No part of the organisation escapes the tendency to vary. The variations generally affect parts of small vital or physiological importance, but so it is with the differences which exist between closely-allied species. In these unimportant characters there is often a greater difference between the breeds of the same species than between the natural species of the same genus, as Isidore Geoffroy has shown to be the case with size, and as is often the case with the colour, texture, form, etc., of the hair, feathers, horns, and other dermal appendages.

It has often been asserted that important parts never vary under domestication, but this is a complete error. Look at the skull of the pig in any one of the highly improved breeds, with the occipital condyles and other parts greatly modified; or look at that of the niata ox. Or, again, in the several breeds of the rabbit, observe the elongated skull, with the differently shaped occipital foramen, atlas, and other cervical vertebrae. The whole shape of the brain, together with the skull, has been modified in Polish fowls; in other breeds of the fowl the number of the vertebrae and the forms of the cervical vertebrae have been changed. In certain pigeons the shape of the lower jaw, the relative length of the tongue, the size of the nostrils and eyelids, the number and shape of the ribs, the form and size of the oesophagus, have all varied. In certain quadrupeds the length of the intestines has been much increased or diminished. With plants we see wonderful differences in the stones of various fruits. In the Cucurbitaceae several highly important characters have varied, such as the sessile position of the stigmas on the ovarium, the position of the carpels, and the projection of the ovarium out of the receptacle. But it would be useless to run through the many facts given in the earlier chapters.

It is notorious how greatly the mental disposition, tastes, habits, consensual movements, loquacity or silence, and tone of voice have varied and been inherited in our domesticated animals. The dog offers the most striking instance of changed mental attributes, and these differences cannot be accounted for by descent from distinct wild types.

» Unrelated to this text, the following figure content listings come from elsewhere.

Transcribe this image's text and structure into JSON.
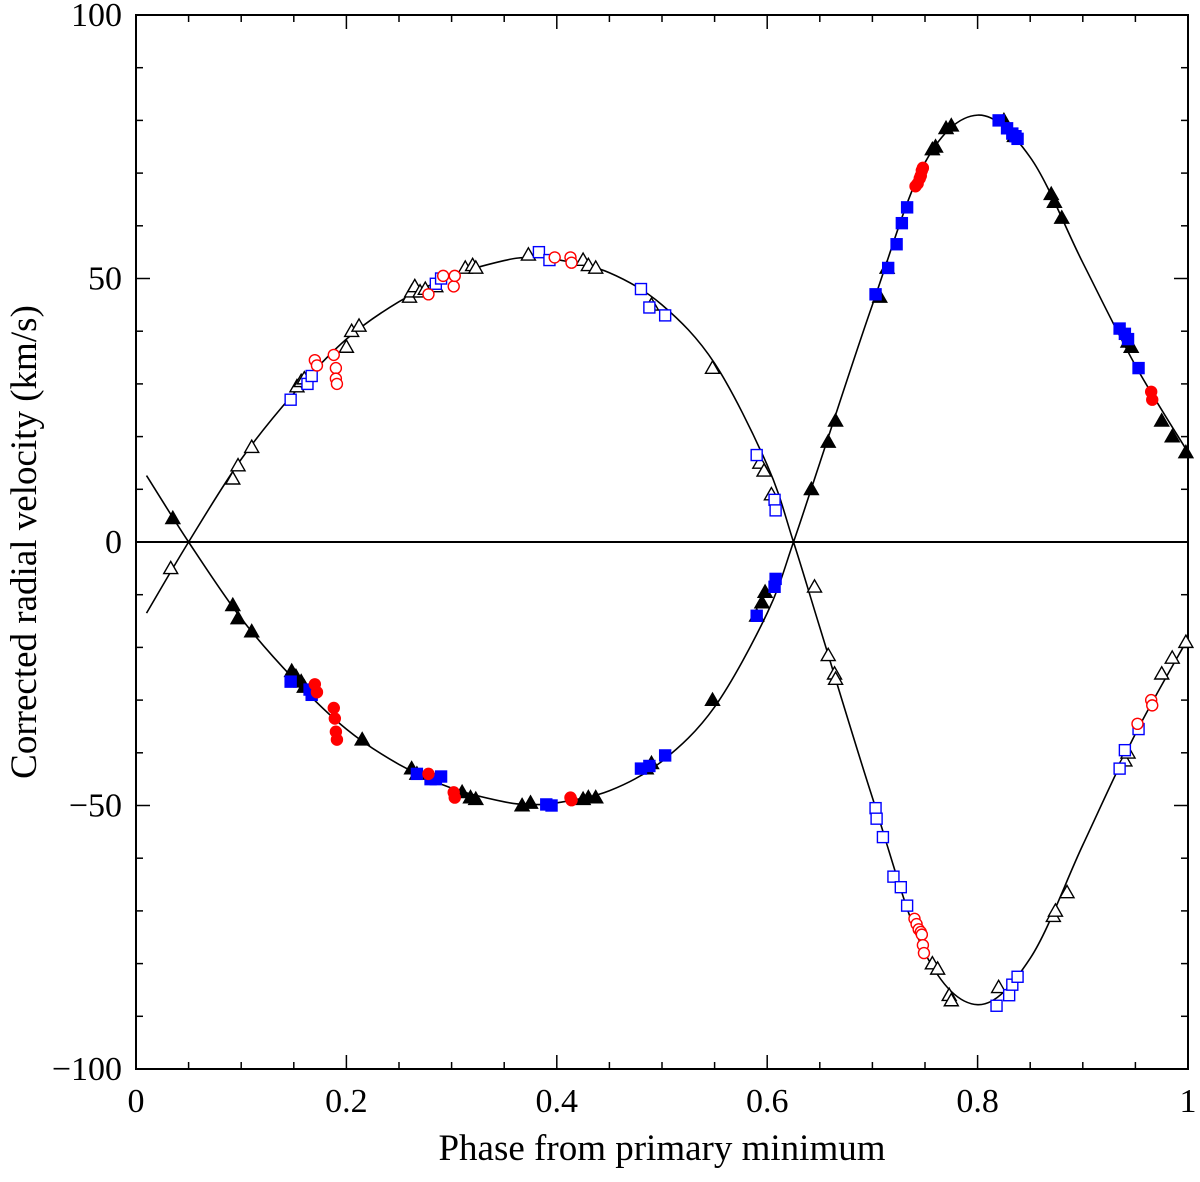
{
  "chart_data": {
    "type": "scatter",
    "title": "",
    "xlabel": "Phase from primary minimum",
    "ylabel": "Corrected radial velocity (km/s)",
    "xlim": [
      0,
      1
    ],
    "ylim": [
      -100,
      100
    ],
    "x_ticks": [
      0,
      0.2,
      0.4,
      0.6,
      0.8,
      1
    ],
    "x_tick_labels": [
      "0",
      "0.2",
      "0.4",
      "0.6",
      "0.8",
      "1"
    ],
    "y_ticks": [
      -100,
      -50,
      0,
      50,
      100
    ],
    "y_tick_labels": [
      "−100",
      "−50",
      "0",
      "50",
      "100"
    ],
    "zero_line": true,
    "grid": false,
    "legend": "none",
    "colors": {
      "black": "#000000",
      "blue": "#0000ff",
      "red": "#ff0000"
    },
    "series": [
      {
        "component": "primary",
        "marker": "triangle",
        "fill": "filled",
        "color": "#000000",
        "points": [
          [
            0.035,
            4.5
          ],
          [
            0.092,
            -12
          ],
          [
            0.097,
            -14.5
          ],
          [
            0.11,
            -17
          ],
          [
            0.148,
            -24.5
          ],
          [
            0.152,
            -25.5
          ],
          [
            0.157,
            -26.5
          ],
          [
            0.16,
            -27.5
          ],
          [
            0.215,
            -37.5
          ],
          [
            0.262,
            -43
          ],
          [
            0.267,
            -44
          ],
          [
            0.31,
            -47.5
          ],
          [
            0.318,
            -48.5
          ],
          [
            0.323,
            -48.8
          ],
          [
            0.367,
            -50
          ],
          [
            0.375,
            -49.5
          ],
          [
            0.425,
            -48.8
          ],
          [
            0.43,
            -48.5
          ],
          [
            0.437,
            -48.5
          ],
          [
            0.485,
            -43
          ],
          [
            0.49,
            -42
          ],
          [
            0.548,
            -30
          ],
          [
            0.59,
            -14
          ],
          [
            0.595,
            -11.5
          ],
          [
            0.598,
            -9.5
          ],
          [
            0.642,
            10
          ],
          [
            0.658,
            19
          ],
          [
            0.665,
            23
          ],
          [
            0.707,
            46.5
          ],
          [
            0.714,
            52
          ],
          [
            0.757,
            74.5
          ],
          [
            0.76,
            75
          ],
          [
            0.77,
            78.5
          ],
          [
            0.775,
            79
          ],
          [
            0.825,
            80
          ],
          [
            0.835,
            77
          ],
          [
            0.87,
            66
          ],
          [
            0.873,
            64.5
          ],
          [
            0.88,
            61.5
          ],
          [
            0.943,
            38
          ],
          [
            0.946,
            37
          ],
          [
            0.975,
            23
          ],
          [
            0.985,
            20
          ],
          [
            0.998,
            17
          ]
        ]
      },
      {
        "component": "primary",
        "marker": "square",
        "fill": "filled",
        "color": "#0000ff",
        "points": [
          [
            0.147,
            -26.5
          ],
          [
            0.165,
            -28
          ],
          [
            0.167,
            -29
          ],
          [
            0.267,
            -44
          ],
          [
            0.28,
            -45
          ],
          [
            0.285,
            -45
          ],
          [
            0.29,
            -44.5
          ],
          [
            0.39,
            -49.8
          ],
          [
            0.395,
            -50
          ],
          [
            0.48,
            -43
          ],
          [
            0.488,
            -42.5
          ],
          [
            0.503,
            -40.5
          ],
          [
            0.59,
            -14
          ],
          [
            0.607,
            -8.5
          ],
          [
            0.608,
            -7
          ],
          [
            0.703,
            47
          ],
          [
            0.715,
            52
          ],
          [
            0.723,
            56.5
          ],
          [
            0.728,
            60.5
          ],
          [
            0.733,
            63.5
          ],
          [
            0.82,
            80
          ],
          [
            0.828,
            78.5
          ],
          [
            0.833,
            77.5
          ],
          [
            0.836,
            77
          ],
          [
            0.838,
            76.5
          ],
          [
            0.935,
            40.5
          ],
          [
            0.94,
            39.5
          ],
          [
            0.943,
            38.5
          ],
          [
            0.953,
            33
          ]
        ]
      },
      {
        "component": "primary",
        "marker": "circle",
        "fill": "filled",
        "color": "#ff0000",
        "points": [
          [
            0.17,
            -27
          ],
          [
            0.172,
            -28.5
          ],
          [
            0.188,
            -31.5
          ],
          [
            0.189,
            -33.5
          ],
          [
            0.19,
            -36
          ],
          [
            0.191,
            -37.5
          ],
          [
            0.278,
            -44
          ],
          [
            0.302,
            -47.5
          ],
          [
            0.303,
            -48.5
          ],
          [
            0.413,
            -48.5
          ],
          [
            0.414,
            -49
          ],
          [
            0.741,
            67.5
          ],
          [
            0.743,
            68
          ],
          [
            0.745,
            69
          ],
          [
            0.746,
            69.5
          ],
          [
            0.747,
            70.5
          ],
          [
            0.748,
            71
          ],
          [
            0.965,
            28.5
          ],
          [
            0.966,
            27
          ]
        ]
      },
      {
        "component": "secondary",
        "marker": "triangle",
        "fill": "open",
        "color": "#000000",
        "points": [
          [
            0.033,
            -5
          ],
          [
            0.092,
            12
          ],
          [
            0.097,
            14.5
          ],
          [
            0.11,
            18
          ],
          [
            0.153,
            29.5
          ],
          [
            0.157,
            30.5
          ],
          [
            0.16,
            31
          ],
          [
            0.2,
            37
          ],
          [
            0.205,
            40
          ],
          [
            0.212,
            41
          ],
          [
            0.26,
            46.5
          ],
          [
            0.262,
            47.5
          ],
          [
            0.265,
            48.5
          ],
          [
            0.27,
            47.5
          ],
          [
            0.275,
            48
          ],
          [
            0.285,
            48.5
          ],
          [
            0.313,
            52
          ],
          [
            0.32,
            52.5
          ],
          [
            0.323,
            52
          ],
          [
            0.373,
            54.5
          ],
          [
            0.425,
            53.5
          ],
          [
            0.43,
            52.5
          ],
          [
            0.437,
            52
          ],
          [
            0.49,
            45
          ],
          [
            0.548,
            33
          ],
          [
            0.593,
            15
          ],
          [
            0.597,
            13.5
          ],
          [
            0.604,
            9
          ],
          [
            0.645,
            -8.5
          ],
          [
            0.658,
            -21.5
          ],
          [
            0.664,
            -25
          ],
          [
            0.665,
            -26
          ],
          [
            0.757,
            -80
          ],
          [
            0.762,
            -81
          ],
          [
            0.773,
            -86
          ],
          [
            0.775,
            -87
          ],
          [
            0.82,
            -84.5
          ],
          [
            0.872,
            -71
          ],
          [
            0.874,
            -70
          ],
          [
            0.885,
            -66.5
          ],
          [
            0.94,
            -41.5
          ],
          [
            0.943,
            -40
          ],
          [
            0.975,
            -25
          ],
          [
            0.985,
            -22
          ],
          [
            0.998,
            -19
          ]
        ]
      },
      {
        "component": "secondary",
        "marker": "square",
        "fill": "open",
        "color": "#0000ff",
        "points": [
          [
            0.147,
            27
          ],
          [
            0.163,
            30
          ],
          [
            0.167,
            31.5
          ],
          [
            0.285,
            49
          ],
          [
            0.29,
            50
          ],
          [
            0.383,
            55
          ],
          [
            0.393,
            53.5
          ],
          [
            0.48,
            48
          ],
          [
            0.488,
            44.5
          ],
          [
            0.503,
            43
          ],
          [
            0.59,
            16.5
          ],
          [
            0.607,
            8
          ],
          [
            0.608,
            6
          ],
          [
            0.703,
            -50.5
          ],
          [
            0.704,
            -52.5
          ],
          [
            0.71,
            -56
          ],
          [
            0.72,
            -63.5
          ],
          [
            0.727,
            -65.5
          ],
          [
            0.733,
            -69
          ],
          [
            0.818,
            -88
          ],
          [
            0.83,
            -86
          ],
          [
            0.833,
            -84
          ],
          [
            0.838,
            -82.5
          ],
          [
            0.935,
            -43
          ],
          [
            0.94,
            -39.5
          ],
          [
            0.953,
            -35.5
          ]
        ]
      },
      {
        "component": "secondary",
        "marker": "circle",
        "fill": "open",
        "color": "#ff0000",
        "points": [
          [
            0.17,
            34.5
          ],
          [
            0.172,
            33.5
          ],
          [
            0.188,
            35.5
          ],
          [
            0.19,
            33
          ],
          [
            0.19,
            31
          ],
          [
            0.191,
            30
          ],
          [
            0.278,
            47
          ],
          [
            0.292,
            50.5
          ],
          [
            0.302,
            48.5
          ],
          [
            0.303,
            50.5
          ],
          [
            0.398,
            54
          ],
          [
            0.413,
            54
          ],
          [
            0.414,
            53
          ],
          [
            0.74,
            -71.5
          ],
          [
            0.742,
            -72.5
          ],
          [
            0.744,
            -73.5
          ],
          [
            0.746,
            -74
          ],
          [
            0.747,
            -74.5
          ],
          [
            0.748,
            -76.5
          ],
          [
            0.749,
            -78
          ],
          [
            0.952,
            -34.5
          ],
          [
            0.965,
            -30
          ],
          [
            0.966,
            -31
          ]
        ]
      }
    ],
    "fit_curves": [
      {
        "component": "primary",
        "points": [
          [
            0.01,
            12.6
          ],
          [
            0.05,
            0
          ],
          [
            0.1,
            -14.5
          ],
          [
            0.15,
            -26
          ],
          [
            0.2,
            -35.5
          ],
          [
            0.25,
            -42.2
          ],
          [
            0.3,
            -46.7
          ],
          [
            0.35,
            -49.3
          ],
          [
            0.375,
            -49.8
          ],
          [
            0.4,
            -49.5
          ],
          [
            0.45,
            -47.2
          ],
          [
            0.5,
            -41.6
          ],
          [
            0.55,
            -31.3
          ],
          [
            0.6,
            -13.5
          ],
          [
            0.625,
            0
          ],
          [
            0.65,
            15
          ],
          [
            0.7,
            45
          ],
          [
            0.75,
            72
          ],
          [
            0.8,
            81
          ],
          [
            0.85,
            73
          ],
          [
            0.9,
            53
          ],
          [
            0.95,
            33.5
          ],
          [
            1,
            17
          ]
        ]
      },
      {
        "component": "secondary",
        "points": [
          [
            0.01,
            -13.5
          ],
          [
            0.05,
            0
          ],
          [
            0.1,
            15.7
          ],
          [
            0.15,
            28.2
          ],
          [
            0.2,
            38.5
          ],
          [
            0.25,
            45.6
          ],
          [
            0.3,
            50.5
          ],
          [
            0.35,
            53.4
          ],
          [
            0.375,
            54
          ],
          [
            0.4,
            53.6
          ],
          [
            0.45,
            51.1
          ],
          [
            0.5,
            45
          ],
          [
            0.55,
            33.9
          ],
          [
            0.6,
            14.6
          ],
          [
            0.625,
            0
          ],
          [
            0.65,
            -16.2
          ],
          [
            0.7,
            -48.5
          ],
          [
            0.75,
            -78
          ],
          [
            0.8,
            -87.8
          ],
          [
            0.85,
            -79
          ],
          [
            0.9,
            -57.5
          ],
          [
            0.95,
            -36.4
          ],
          [
            1,
            -18.3
          ]
        ]
      }
    ]
  }
}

New characters may appear and old ones disappear at any stage of development, being inherited at a corresponding stage. We see this in the difference between the eggs, the down on the chickens and the first plumage of the various breeds of the fowl; and still more plainly in the differences between the caterpillars and cocoons of the various breeds of the silk-moth. These facts, simple as they appear, throw light on the differences between the larval and adult states of allied natural species, and on the whole great subject of embryology. New characters first appearing late in life are apt to become attached exclusively to that sex in which they first arose, or they may be developed in a much higher degree in this than in the other sex; or again, after having become attached to one sex, they may be transferred to the opposite sex. These facts, and more especially the circumstance that new characters seem to be particularly liable, from some unknown cause, to become attached to the male sex, have an important bearing on the acquirement of secondary sexual characters by animals in a state of nature.

It has sometimes been said that our domestic races do not differ in constitutional peculiarities, but this cannot be maintained. In our improved cattle, pigs, etc., the period of maturity, including that of the second dentition, has been much hastened. The period of gestation varies much, and has been modified in a fixed manner in one or two cases. In some breeds of poultry and pigeons the period at which the down and the first plumage are acquired, differs. The number of moults through which the larvae of silk-moths pass, varies. The tendency to fatten, to yield much milk, to produce many young or eggs at a birth or during life, differs in different breeds. We find different degrees of adaptation to climate, and different tendencies to certain diseases, to the attacks of parasites, and to the action of certain vegetable poisons.